Danbooru

Line artifacts from Twitter posts?

Posted under General

kittey said:

I’d argue that the files aren’t corrupted. They’re perfectly fine JPEGs. The problem is that the images seem to have been processed incorrectly by Twitter.

The issue is that whatever software twitter uses to process images received a corrupted file, and basically took a random row of pixels close to the end of the file and slapped it where the missing data was. Maybe it's not corrupted in the sense that it won't raise an error if you try to open it, but it's still corrupted by any other definition of the term. It's a garbled file, though only for one or two rows of pixels.

post #6704143 is a good example of this, you can see the shoes and white border in the last row of pixels because the program just copypasted a random line close to the end in an attempt to repair the file.

Pixiv has similar issues sometimes, but they don't attempt to repair the files so they're usually not uploadable by danbooru because they're blocked by our processing software, though I've seen similar cases managing to get through before, images with rows of pixels getting lost in the way. post #3844117 comes to mind.

nonamethanks said:

The issue is that whatever software twitter uses to process images received a corrupted file, and basically took a random row of pixels close to the end of the file and slapped it where the missing data was. Maybe it's not corrupted in the sense that it won't raise an error if you try to open it, but it's still corrupted by any other definition of the term. It's a garbled file, though only for one or two rows of pixels.

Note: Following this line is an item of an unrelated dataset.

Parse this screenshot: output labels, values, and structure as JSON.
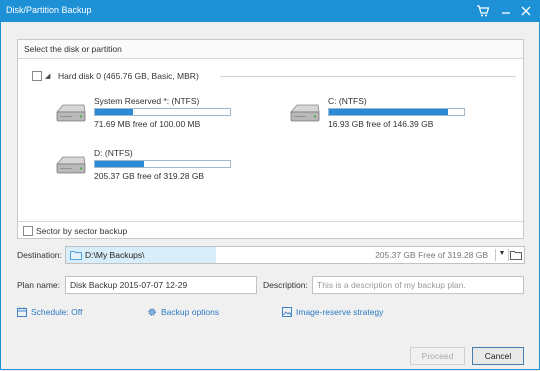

If the edge between the normal and incorrect image data was at a height that’s a multiple of 16, I’d agree. The corrupted images are JPEGs and if a JPEG has corrupted data, you’ll get a 16x16 block of garbage. If data is missing somewhere, you’ll get garbage until the end of the image, but it’ll start at a 16x16 block. However, in the five examples above, that’s not the case. The incorrect data starts at a height that’s not a multiple of 16, so this is clearly Twitter’s image processing clobbering image data that should be there, or, more likely, tacking on extra image data, thereby enlarging the image. My guess is that this is a decoding error in the normally invisible gutter. As every block must be 16x16 pixels (If the image has chroma subsampling, which is pretty common. Otherwise it’s 8x8.) but the image might not have a matching height, the last row of blocks is encoded as if it had some extra lines to fill up to 16, but those extra lines are never shown because the correct height is saved in the JPEG header. Now if the image decoder is bugged, it will decode the full 16 pixels high last row of blocks and then not discard the invisible pixel rows, instead filling it with some other part of the image. It’s actually quite likely that the extra data is actually leaked memory because the decoder allocated memory for the full 16 rows, which contained old data from a few steps ago, and then overwrote only the ones it was supposed to decode. Either way, I’m pretty sure this is an artifact of incorrectly decoding a perfectly fine JPEG. This is also why all the “broken” images (that I’ve seen) have a height that’s a multiple of 16.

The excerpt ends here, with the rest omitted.